Time for another round of Yvo’s Shorties! This time two YA stories I had been meaning to read for a while and both ended up enjoying a lot. Queens Of Geek by Jen Wilde turned out to be absolutely adorkable and The Weight Of Feathers by Anna-Marie McLemore is such a beautiful read!
“I’m a perfectly normal Aspie girl. I just feel broken because I’m trying to fit into a nonautistic world. I’m a square peg trying to squeeze myself into a round hole.”
While it’s not my usual genre, I like mixing things up and sometimes I’m just in the mood for a sweet contemporary read. I’ve been hearing lots of wonderful things about Queens Of Geek and thought Pride month would be the perfect excuse to finally pick up this title. After a bout of thrillers, I was fully ready for a dose of fluffy and adorable and I had a feeling this title would fit the bill. I mean, the blurb gives the promise of a whole lot of geekiness, an autism rep and a convention setting; what more could I wish for? I can confirm it now: Queen Of Geek is an absolutely adorkable read. So cute! So fluffy! I love my geeky characters and you will get a whole lot of them as basically every single one of the main characters fits the description. The story is set at the Supacon convention after all, so this doesn’t come as a surprise… The setting plays a key role during the whole story and is without doubt one of the reasons this story is such a success. The different fandoms, the interaction between fans and creators, the merch, the contests… You will find a lot of references throughout. The characters are supereasy to like and it won’t be long before they steal your heart and run away with it. Queens Of Geek has a dual POV, where we switch between Charlie and Taylor. Both are well developed, quirky and unique characters with their own problems, visions and dreams. I had a great time seeing them grow and evolve during the story… It’s true that there are quite a few cliches involved, both romantic and otherwise, but somehow the characters and story itself were able to get away with it. I did feel there were almost too many inspirational messages included (don’t get me wrong, I loved those messages and applaude positivity, but it started to come over as a bit preachy after a while). Still, I had a wonderful time reading Queens Of Geek and its characters will definitely stay with me for quite some time.
“His feathers marked him as a Corbeau the way her escamas marked her as a Paloma. The things they wore on their bodies made them as distinct as water and sky.”
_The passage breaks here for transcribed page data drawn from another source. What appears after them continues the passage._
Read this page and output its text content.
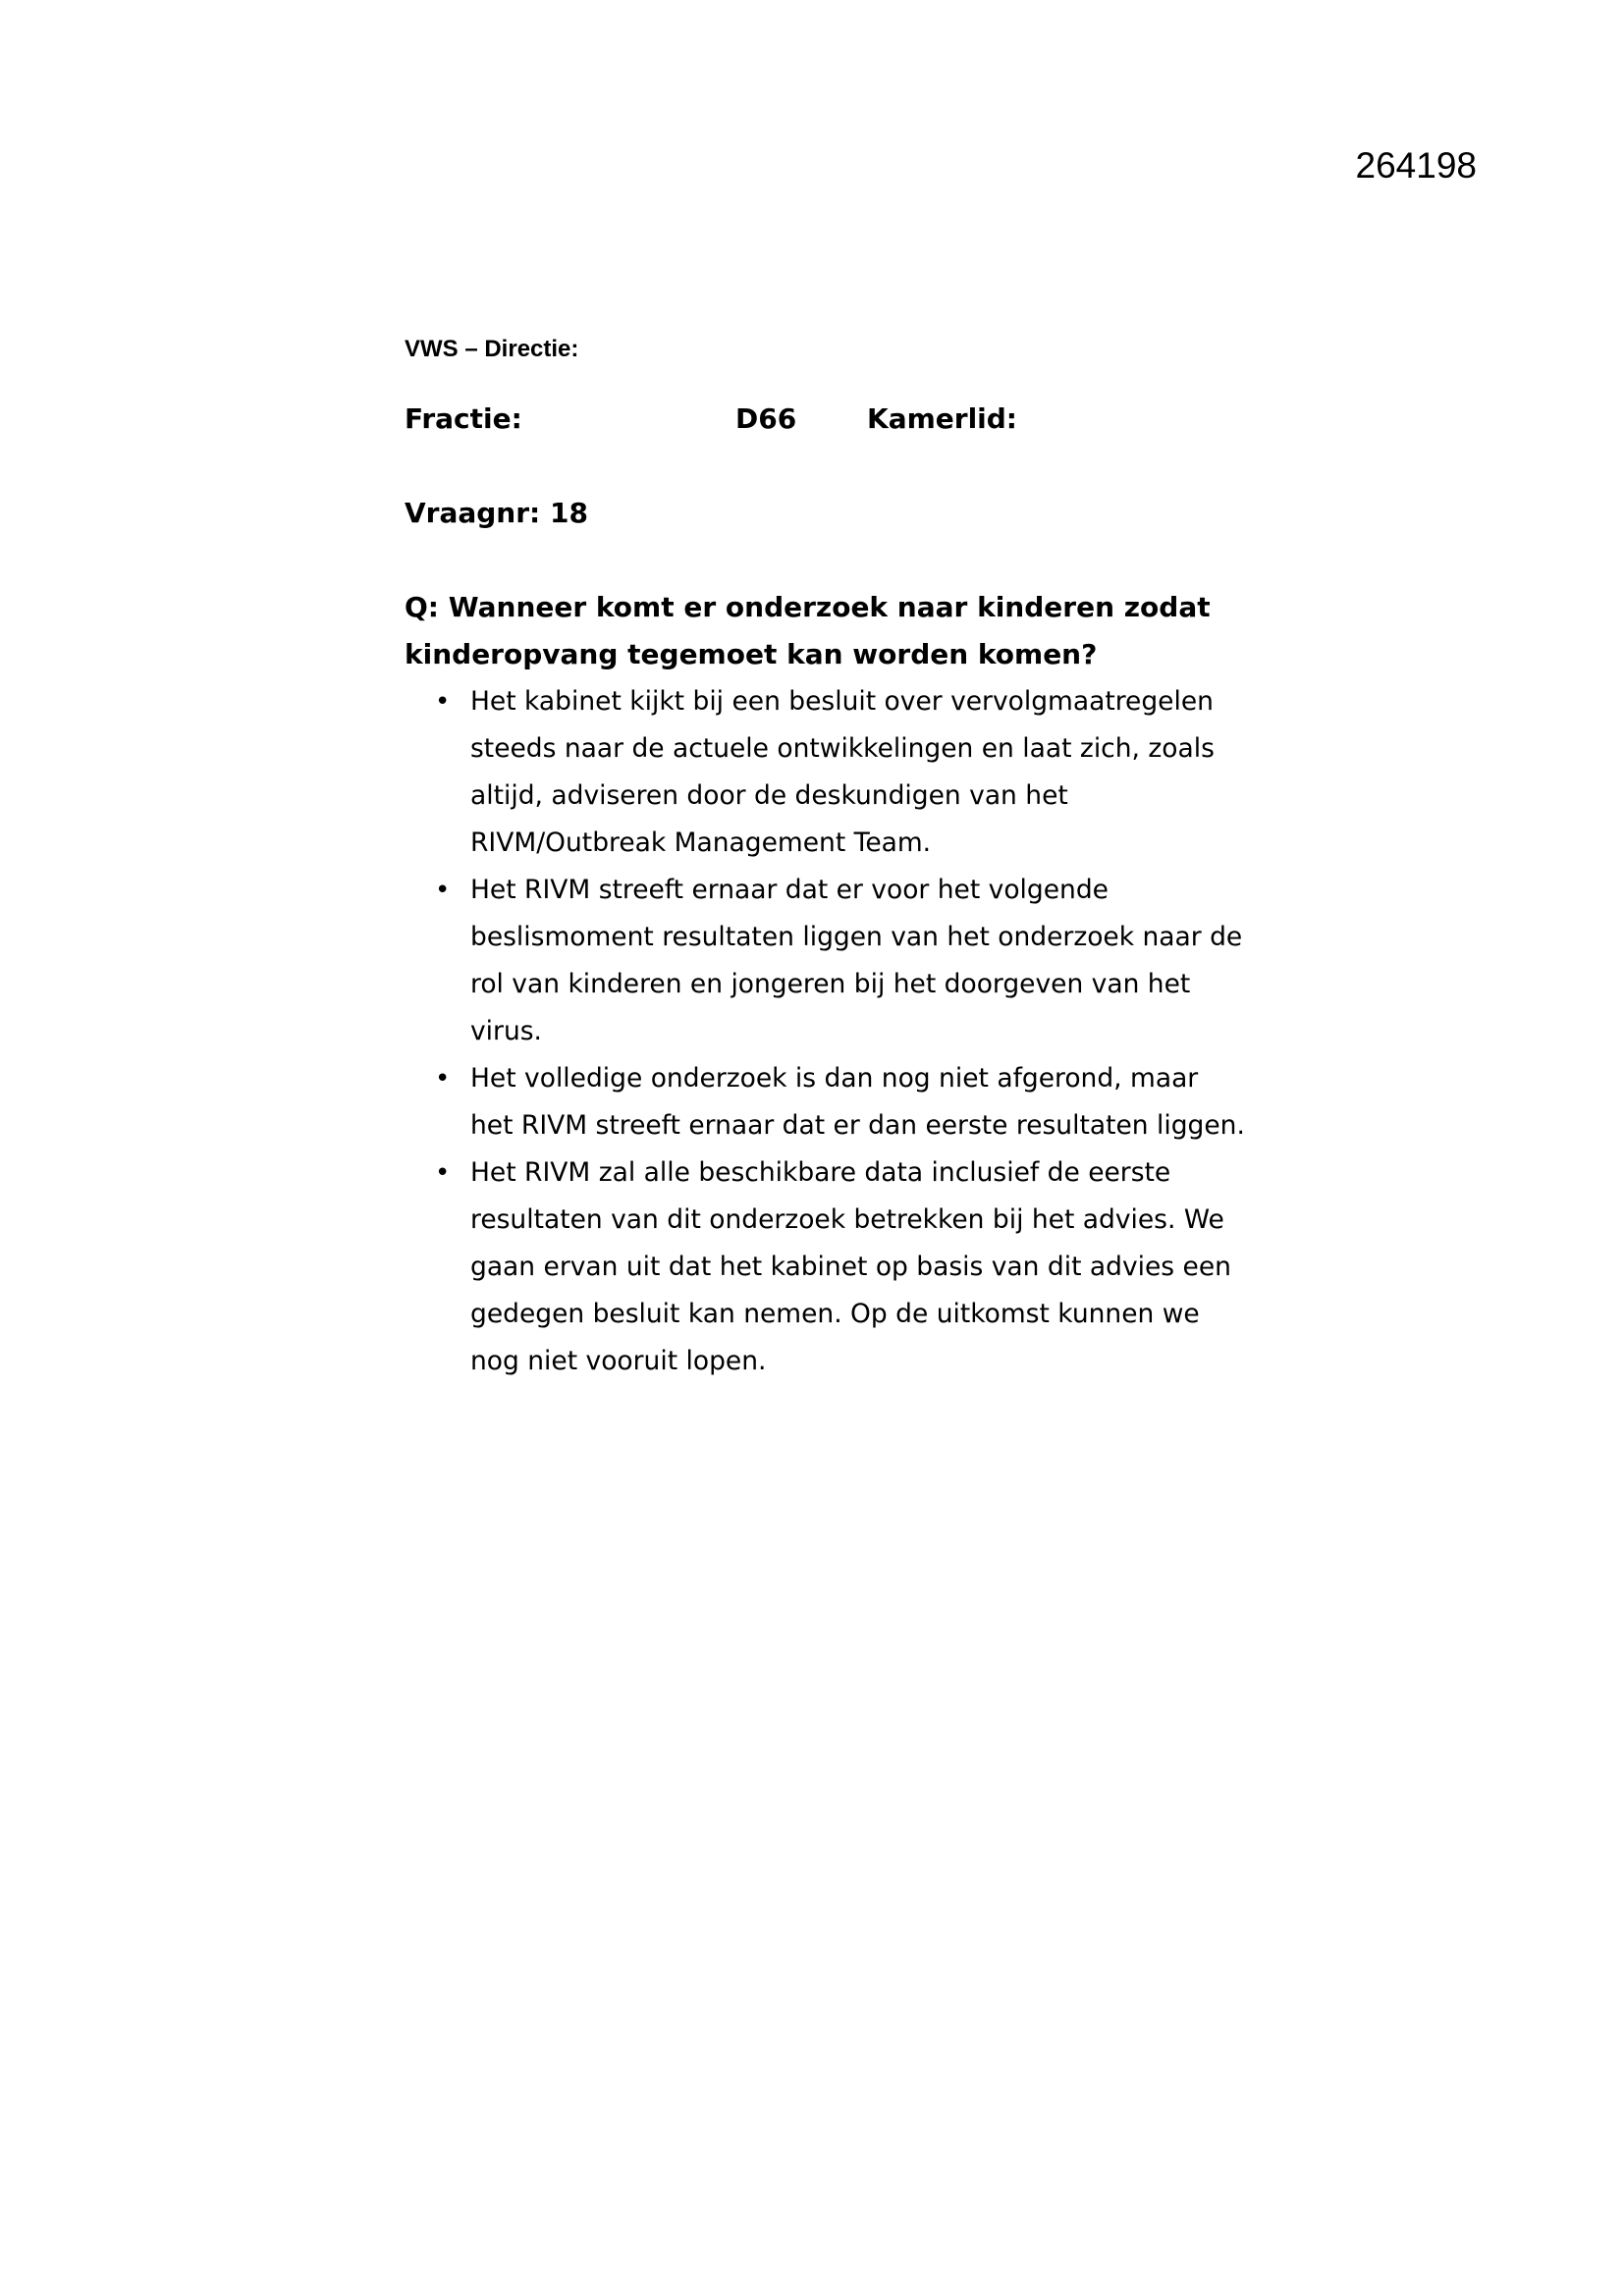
264198
VWS – Directie:
Fractie:	D66	Kamerlid:
Vraagnr: 18

Q: Wanneer komt er onderzoek naar kinderen zodat kinderopvang tegemoet kan worden komen?

• Het kabinet kijkt bij een besluit over vervolgmaatregelen steeds naar de actuele ontwikkelingen en laat zich, zoals altijd, adviseren door de deskundigen van het RIVM/Outbreak Management Team.
• Het RIVM streeft ernaar dat er voor het volgende beslismoment resultaten liggen van het onderzoek naar de rol van kinderen en jongeren bij het doorgeven van het virus.
• Het volledige onderzoek is dan nog niet afgerond, maar het RIVM streeft ernaar dat er dan eerste resultaten liggen.
• Het RIVM zal alle beschikbare data inclusief de eerste resultaten van dit onderzoek betrekken bij het advies. We gaan ervan uit dat het kabinet op basis van dit advies een gedegen besluit kan nemen. Op de uitkomst kunnen we nog niet vooruit lopen.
I’ve been meaning to read The Weight Of Feathers for a while now… I know magical realism can go both ways for me, but there was just something about the blurb that caught my eye straight way. I’m happy I finally got the chance to read it, because I fell in love with both the writing and the story itself. It’s such a beautiful and well crafted story! It’s magical realism, but not too ‘heavy’ to distract or complicate you… Instead, you will find yourself mesmerized by the lives of the Corbeau and Paloma families and their performances. There is a hint of the magic, but mostly The Weight Of Feathers is a classic forbidden love story where two characters of rival families fall in love against all odds. The story is told with the help of a dual POV, switching back and forth between Lace Paloma and Cluck Corbeau… This way, we learn more about both families and their performances. I loved the symbolism of the mermaids and the Corbeau act with their feather wings; water and air, opposite but beautiful in their own way. Each chapter started with a phrase in Spanish (Paloma) or French (Corbeau), which was a nice touch although I could spot quite a few errors in both foreign text and translation (a shame, since it would have been easy to check and correct, but that’s probably just the philologist in me talking). French and Spanish expressions are also sometimes used in the text itself, giving the story an authentic feel and adding to the atmosphere. Lace and Cluck are both quite easy to like, but while Lace sometimes frustrated me, it was Cluck who I wanted to adopt and save from his life with the Corbeaus. Such a wonderful character! And while the whole forbidden love elements can become a bit cheesy, I did enjoy how it was developed in The Weight Of Feathers. The ending is also beautiful and I loved the symbolism used! It’s true the magical realism might not be for everyone, but I suggest giving this story a go anyway as it’s absolutely beautiful.